Fig. 2: hcASD gene depletion in vivo causes ENCC migration defects.

a Schematic of phox2b staining in NF stage 40 animals to mark enteric neural crest-derived cells (ENCCs, enteric neuron progenitors) in the gut, circled by a blue dashed line. phox2b also labels the hindbrain region and other migrating vagal neural crest cells. b Unilateral mutants were made by injecting the Cas9 protein and an sgRNA targeting an hcASD gene into one cell at the two-cell embryonic stage. Three days later, injected embryos were stained and ENCC area and gut area was measured on each side of the animal and compared to quantify relative gut area (CRISPR side / Control side) of migration. c Individual CRISPR mutagenesis of hcASD genes syngap1, chd8, scn2a, chd2, or dyrk1a reduce the area of ENCC migration in the gut compared to control mutagenesis of pigmentation gene slc45a2. d Area of gut migration quantification by target gene. Control in gray, hcASD genes in blue.

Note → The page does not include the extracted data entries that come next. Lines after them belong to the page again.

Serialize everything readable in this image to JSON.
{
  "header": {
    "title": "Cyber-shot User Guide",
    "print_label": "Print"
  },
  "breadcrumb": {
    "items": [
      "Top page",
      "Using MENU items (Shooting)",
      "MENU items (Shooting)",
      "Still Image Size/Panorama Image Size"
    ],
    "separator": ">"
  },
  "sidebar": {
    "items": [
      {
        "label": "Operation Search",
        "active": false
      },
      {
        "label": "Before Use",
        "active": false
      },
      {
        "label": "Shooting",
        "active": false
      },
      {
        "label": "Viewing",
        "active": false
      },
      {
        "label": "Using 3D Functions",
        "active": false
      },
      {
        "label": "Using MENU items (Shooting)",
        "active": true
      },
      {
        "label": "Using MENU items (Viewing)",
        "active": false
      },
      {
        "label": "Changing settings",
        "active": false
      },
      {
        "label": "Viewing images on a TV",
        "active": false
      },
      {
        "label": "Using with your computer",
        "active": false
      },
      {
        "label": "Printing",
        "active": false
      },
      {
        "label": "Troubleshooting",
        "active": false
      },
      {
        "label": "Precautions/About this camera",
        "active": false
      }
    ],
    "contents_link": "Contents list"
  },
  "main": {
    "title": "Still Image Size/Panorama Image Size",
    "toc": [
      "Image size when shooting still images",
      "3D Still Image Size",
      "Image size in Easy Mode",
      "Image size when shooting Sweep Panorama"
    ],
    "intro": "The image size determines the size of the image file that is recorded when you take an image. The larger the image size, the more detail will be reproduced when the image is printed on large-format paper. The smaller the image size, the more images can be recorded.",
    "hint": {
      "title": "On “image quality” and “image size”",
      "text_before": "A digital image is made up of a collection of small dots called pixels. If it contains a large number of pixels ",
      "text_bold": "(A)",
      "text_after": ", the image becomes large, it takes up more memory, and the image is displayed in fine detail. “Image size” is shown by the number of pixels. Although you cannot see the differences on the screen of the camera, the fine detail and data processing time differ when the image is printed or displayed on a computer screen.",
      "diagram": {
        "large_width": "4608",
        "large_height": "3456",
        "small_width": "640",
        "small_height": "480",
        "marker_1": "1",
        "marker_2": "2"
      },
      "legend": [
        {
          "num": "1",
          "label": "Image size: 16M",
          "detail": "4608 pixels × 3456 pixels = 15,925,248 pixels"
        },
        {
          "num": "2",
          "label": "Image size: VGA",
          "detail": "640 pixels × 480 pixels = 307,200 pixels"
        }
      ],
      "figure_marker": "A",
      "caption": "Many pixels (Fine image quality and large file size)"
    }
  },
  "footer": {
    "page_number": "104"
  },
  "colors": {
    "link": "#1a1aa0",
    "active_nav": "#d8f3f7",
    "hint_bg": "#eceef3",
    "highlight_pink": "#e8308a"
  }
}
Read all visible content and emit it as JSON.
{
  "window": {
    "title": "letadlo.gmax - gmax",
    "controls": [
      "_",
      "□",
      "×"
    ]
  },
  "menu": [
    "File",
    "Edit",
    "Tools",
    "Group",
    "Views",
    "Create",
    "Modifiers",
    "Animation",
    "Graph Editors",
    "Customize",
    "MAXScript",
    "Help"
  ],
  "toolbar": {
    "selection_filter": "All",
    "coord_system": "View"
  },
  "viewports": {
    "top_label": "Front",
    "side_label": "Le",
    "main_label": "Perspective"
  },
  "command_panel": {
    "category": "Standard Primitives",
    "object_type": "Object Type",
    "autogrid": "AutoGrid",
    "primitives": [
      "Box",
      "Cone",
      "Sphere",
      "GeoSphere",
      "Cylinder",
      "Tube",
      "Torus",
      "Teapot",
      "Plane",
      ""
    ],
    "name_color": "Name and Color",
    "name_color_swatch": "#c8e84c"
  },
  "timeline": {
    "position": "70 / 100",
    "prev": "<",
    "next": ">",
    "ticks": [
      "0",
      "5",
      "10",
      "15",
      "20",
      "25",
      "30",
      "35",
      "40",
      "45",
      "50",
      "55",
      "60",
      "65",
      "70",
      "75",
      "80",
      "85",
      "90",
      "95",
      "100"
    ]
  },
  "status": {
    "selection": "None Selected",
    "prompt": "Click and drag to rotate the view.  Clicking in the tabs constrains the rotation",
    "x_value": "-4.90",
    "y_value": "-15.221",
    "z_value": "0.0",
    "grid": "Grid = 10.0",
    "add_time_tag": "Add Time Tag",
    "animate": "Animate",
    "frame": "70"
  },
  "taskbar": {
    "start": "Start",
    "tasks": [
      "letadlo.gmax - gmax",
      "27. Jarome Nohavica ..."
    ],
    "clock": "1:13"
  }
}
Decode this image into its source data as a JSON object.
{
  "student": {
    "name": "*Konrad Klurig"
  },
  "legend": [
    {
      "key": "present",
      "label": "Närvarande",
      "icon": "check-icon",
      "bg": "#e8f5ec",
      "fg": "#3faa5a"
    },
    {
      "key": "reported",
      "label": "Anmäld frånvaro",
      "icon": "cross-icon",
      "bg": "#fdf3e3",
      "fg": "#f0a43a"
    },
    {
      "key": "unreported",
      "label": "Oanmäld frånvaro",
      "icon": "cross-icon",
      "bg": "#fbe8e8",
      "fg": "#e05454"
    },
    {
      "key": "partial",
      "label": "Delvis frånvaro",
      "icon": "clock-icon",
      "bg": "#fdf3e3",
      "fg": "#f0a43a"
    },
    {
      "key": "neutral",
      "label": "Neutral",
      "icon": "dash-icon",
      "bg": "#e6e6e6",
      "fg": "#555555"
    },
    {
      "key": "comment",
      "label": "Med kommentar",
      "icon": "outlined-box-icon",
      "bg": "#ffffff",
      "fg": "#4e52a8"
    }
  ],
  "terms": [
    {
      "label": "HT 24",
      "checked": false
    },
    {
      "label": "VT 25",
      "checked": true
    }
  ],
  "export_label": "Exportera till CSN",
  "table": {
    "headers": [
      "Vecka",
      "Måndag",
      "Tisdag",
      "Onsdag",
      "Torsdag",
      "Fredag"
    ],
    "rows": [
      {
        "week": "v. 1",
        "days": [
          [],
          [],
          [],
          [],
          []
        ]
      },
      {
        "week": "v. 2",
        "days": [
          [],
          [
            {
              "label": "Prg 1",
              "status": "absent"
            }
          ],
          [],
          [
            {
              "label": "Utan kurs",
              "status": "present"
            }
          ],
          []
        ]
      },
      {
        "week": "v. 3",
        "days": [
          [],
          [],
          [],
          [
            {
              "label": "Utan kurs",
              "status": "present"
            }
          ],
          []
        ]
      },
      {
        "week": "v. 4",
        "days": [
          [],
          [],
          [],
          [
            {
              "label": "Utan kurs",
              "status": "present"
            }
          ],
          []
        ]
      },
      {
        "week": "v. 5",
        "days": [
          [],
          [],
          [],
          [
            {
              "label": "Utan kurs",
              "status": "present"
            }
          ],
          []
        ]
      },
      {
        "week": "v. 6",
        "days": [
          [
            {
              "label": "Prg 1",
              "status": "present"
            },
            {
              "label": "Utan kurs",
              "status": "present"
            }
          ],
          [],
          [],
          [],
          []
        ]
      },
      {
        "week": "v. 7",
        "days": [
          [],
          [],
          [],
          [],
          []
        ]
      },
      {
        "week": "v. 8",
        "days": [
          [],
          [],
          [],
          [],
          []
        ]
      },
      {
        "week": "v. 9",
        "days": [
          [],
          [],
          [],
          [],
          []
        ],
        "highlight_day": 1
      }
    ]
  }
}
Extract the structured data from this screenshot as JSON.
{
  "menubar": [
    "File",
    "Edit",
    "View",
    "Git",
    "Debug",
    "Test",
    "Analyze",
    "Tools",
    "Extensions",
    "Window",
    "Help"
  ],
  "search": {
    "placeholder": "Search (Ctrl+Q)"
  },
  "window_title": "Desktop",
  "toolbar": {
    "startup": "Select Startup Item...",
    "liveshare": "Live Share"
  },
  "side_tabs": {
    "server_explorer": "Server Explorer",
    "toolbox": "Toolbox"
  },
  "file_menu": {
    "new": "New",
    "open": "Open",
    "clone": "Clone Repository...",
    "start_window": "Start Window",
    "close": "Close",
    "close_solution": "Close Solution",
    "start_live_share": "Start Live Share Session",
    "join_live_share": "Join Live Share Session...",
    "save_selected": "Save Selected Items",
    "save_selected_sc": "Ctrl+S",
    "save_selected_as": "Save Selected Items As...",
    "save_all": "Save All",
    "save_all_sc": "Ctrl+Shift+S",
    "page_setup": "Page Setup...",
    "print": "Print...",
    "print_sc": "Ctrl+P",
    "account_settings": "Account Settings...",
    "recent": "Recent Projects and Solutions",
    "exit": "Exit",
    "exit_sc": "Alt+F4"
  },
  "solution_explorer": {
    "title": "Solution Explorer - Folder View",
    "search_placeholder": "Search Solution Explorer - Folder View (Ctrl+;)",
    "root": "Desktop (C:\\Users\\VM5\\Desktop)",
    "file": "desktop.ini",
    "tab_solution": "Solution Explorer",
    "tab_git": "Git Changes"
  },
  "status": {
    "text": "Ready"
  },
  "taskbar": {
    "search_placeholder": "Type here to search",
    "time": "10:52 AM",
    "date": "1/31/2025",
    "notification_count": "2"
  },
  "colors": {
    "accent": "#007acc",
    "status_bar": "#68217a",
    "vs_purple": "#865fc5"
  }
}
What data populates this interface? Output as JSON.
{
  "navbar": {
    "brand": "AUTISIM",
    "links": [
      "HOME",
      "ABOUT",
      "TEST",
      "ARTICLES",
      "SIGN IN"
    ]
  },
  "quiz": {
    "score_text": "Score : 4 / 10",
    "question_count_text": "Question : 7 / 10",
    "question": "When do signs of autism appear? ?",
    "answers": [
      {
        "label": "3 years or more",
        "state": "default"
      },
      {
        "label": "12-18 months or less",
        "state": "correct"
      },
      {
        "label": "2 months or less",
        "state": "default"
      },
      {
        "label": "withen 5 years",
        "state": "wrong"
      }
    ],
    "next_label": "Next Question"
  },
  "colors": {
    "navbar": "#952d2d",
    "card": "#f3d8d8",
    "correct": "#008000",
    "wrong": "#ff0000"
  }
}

A two-way Kruskal-Wallis test was performed followed by Wilcoxon matched-pairs signed rank test to compare the CRISPR side to the control side within each animal and a Holm-Šídák test to adjust for multiple comparisons. Control (N = 24, padj = 0.9248), syngap1 (N = 38, padj = 0.0046), chd8 (N = 25, padj = 0.001), scn2a (N = 33, padj = 0.001), chd2 (N = 31, padj = 0.0011), dyrk1a (N = 38, padj = 0.0011). All samples are independent biological replicates from the same mating pair. In the box plot, whiskers show minimum and maximum values, box represents the 25th and 75th quartiles, and the center line describes the median. Source data are provided as a Source Data file.